Set against this is the likely near-term unwind in CCFDs and, critically, our view that copper is headed into surplus in 2014 (the window for higher copper prices is shortening). On net, we now see the risks to our 6-mo forecast of $8,000/t as skewed to the downside, and, in this context, we unwind our September long copper position at $7,482/t, a $236/t (3.1%) loss, given the recent strong rally in LME prices to near our 3-mo target of $7,500/t. Additionally, we believe that a further rally in copper prices in the near term would be a good selling opportunity taking a 12-month view [ZH: translated: short it].
Consumers: We believe that consumers will have a better opportunity to enter the copper market to buy taking a 12-month view. Following the recent sharp sell-off in zinc we are increasingly bullish on the outlook from current prices and as such believe consumers should take advantage of current low levels.
Producers: Our base case of a sharp slowdown in growth of Chinese construction completions in 2014, in the context of above-trend supply growth, presents significant longer-term downside risks to global copper demand growth and prices. Therefore we continue to believe that any further rallies in the copper price in 2013 represent a good opportunity to hedge, and in our view other non-producer market participants should continue to monitor any copper positions in light of the 2014 downside risks.
So just what is the significance of CCFDs? As it turns out, it is huge. Goldman explains (get a cup of coffee first: this is now a simple walk-thru):
The combination of Chinese capital controls and a significant positive domestic (CNY) to foreign (USD) interest rate differential has, in recent years, resulted in the development and implementation of large scale ‘financing deals’ which legally arbitrage the interest rate differential via China’s current account. These Chinese ‘financing deals’ typically use commodities with high value-to-density ratios such as gold, copper, nickel and ‘high-tech’ goods, as a tool to enable interest rate arbitrage. With the notional value of the deals far exceeding the export/import value of the commodities used, and likely significantly contributing to the recent run-up in China’s short-term FX lending (and related upward pressure on the CNY), China’s State Administration of Foreign Exchange (SAFE) announced new regulations to address these issues (May 5), to be implemented in June.

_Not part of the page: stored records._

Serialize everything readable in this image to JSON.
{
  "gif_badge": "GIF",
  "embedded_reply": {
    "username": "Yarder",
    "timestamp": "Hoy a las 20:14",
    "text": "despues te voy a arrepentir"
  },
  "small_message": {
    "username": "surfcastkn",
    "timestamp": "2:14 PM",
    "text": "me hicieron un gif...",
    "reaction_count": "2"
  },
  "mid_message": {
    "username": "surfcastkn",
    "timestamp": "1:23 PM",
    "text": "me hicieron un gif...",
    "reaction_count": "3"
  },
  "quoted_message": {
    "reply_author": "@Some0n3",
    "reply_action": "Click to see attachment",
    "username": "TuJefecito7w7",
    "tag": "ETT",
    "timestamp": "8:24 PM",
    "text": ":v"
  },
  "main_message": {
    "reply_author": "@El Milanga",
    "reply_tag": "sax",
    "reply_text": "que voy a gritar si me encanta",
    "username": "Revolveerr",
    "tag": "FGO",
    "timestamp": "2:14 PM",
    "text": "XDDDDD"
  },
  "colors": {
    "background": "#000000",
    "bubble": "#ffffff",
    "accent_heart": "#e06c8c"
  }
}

SAFE’s new policies are, in our view, likely to bring these Chinese ‘financing deals’ to an end over the next 1-3 months. Having said this, some uncertainty remains around the implementation of the new policies by SAFE and Chinese banks, the speed at which the policies impact the market, and the possibility that new financing deals are “invented”. Owing to these uncertainties, a complete unwind of CCFDs is still at this point considered a risk.
In this note we provide a full example of a typical deal and discuss our understanding of the impact of an unwind in Chinese Copper Financing Deals (CCFDs) 1 on the copper market.
Our view is that the bulk of copper stored in bonded warehouses in China – at least 510,000t at present, as well as some inbound copper shipments into China – is being used to unlock the CNY-USD interest rate differential. This material has not been entirely unavailable to the market (deals can be broken if costs rise, such as a tightening of LME spreads), but the inventory has been effectively financed by factors exogenous to the copper market for some time.
We find that a complete unwind of CCFDs would be bearish for copper prices as the copper used to unlock the differential would shift from being a positive return/carry asset to a negative carry asset for those who currently hold it. As such this inventory will likely become more ‘available’ to the global market. Initially stocks would likely move into the Chinese domestic market to ease the current tightness, until the current SHFE price premium to LME closes.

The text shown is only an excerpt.